As bolsas da Ásia avançaram nesta segunda-feira, com destaque para Hong Kong, onde as ações dispararam após a Suprema Corte dos Estados Unidos derrubar as tarifas emergenciais impostas pelo presidente Donald Trump, colocando a China entre os países que devem enfrentar alíquotas mais baixas sobre exportações para os Estados Unidos. As bolsas de Tóquio e de Xangai ficaram fechada devido a um feriado.
O índice Kospi, de Seul, subiu 0,65%, a 5.846,09 pontos.
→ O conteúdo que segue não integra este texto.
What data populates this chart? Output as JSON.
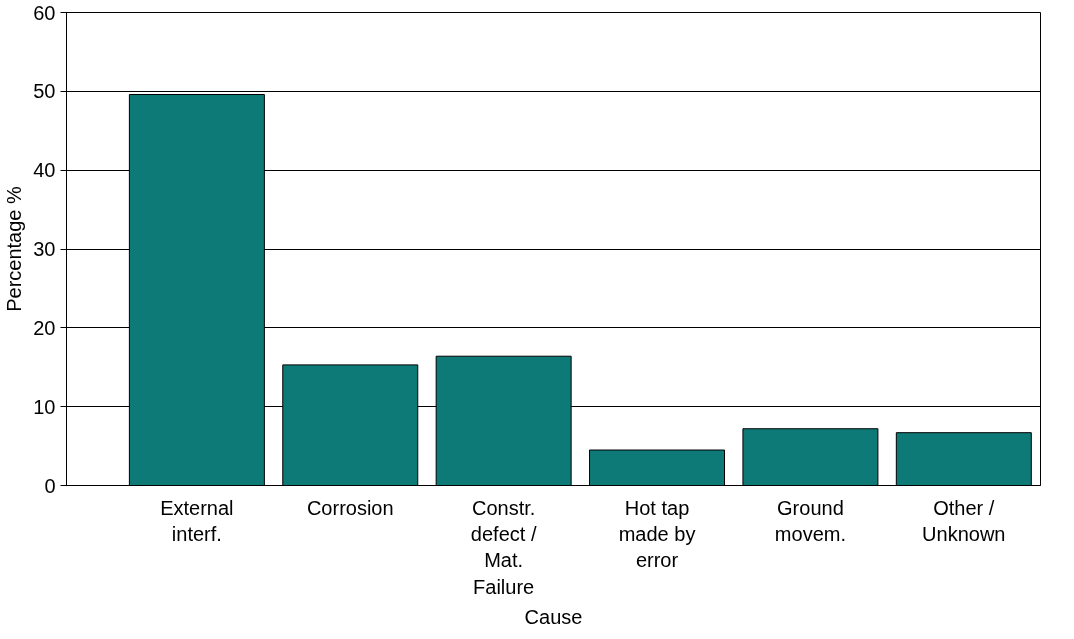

O índice MSCI Ásia, excluindo o Japão, avançou 0,83%. Em Hong Kong, o índice Hang Seng teve valorização de 2,53%, a 27.081,91 pontos.
Na sexta-feira passada, a Suprema Corte dos Estados Unidos derrubou as tarifas emergenciais de Trump, levando o presidente a anunciar rapidamente uma nova taxa de 10% para o resto do mundo, que depois foi elevada para 15%.
“O cenário tarifário agora é mais incerto do que antes, e a incerteza não é uma boa notícia para nenhuma economia ou mercado”, disse Rodrigo Catril, estrategista sênior de câmbio do NAB. “A menos que o bom senso prevaleça, podemos estar entrando em um processo circular em que novas tarifas são anunciadas, depois potencialmente derrubadas, apenas para que novas tarifas sejam anunciadas novamente — e repetimos a dança.”
Ainda não estava claro quando as novas tarifas seriam impostas, o que poderia ser excluído e se todos os países seriam atingidos pela taxa de 15%. Alguns, incluindo Reino Unido e Austrália, tinham tarifas de 10% sob as regras anteriores, enquanto muitos países da Ásia enfrentavam taxas mais altas.
O Yale Budget Lab afirmou que a taxa média efetiva geral de tarifas ficaria em 13,7% após o anúncio de Trump no sábado, abaixo dos 16% — o nível mais alto desde 1936 — antes da decisão da Suprema Corte. O instituto acrescentou que espera que as tarifas de 15% expirem após 150 dias, seguindo a Lei de Comércio de 1974, sob a qual foram invocadas. Nesse caso, a taxa média cairia para 9,1%.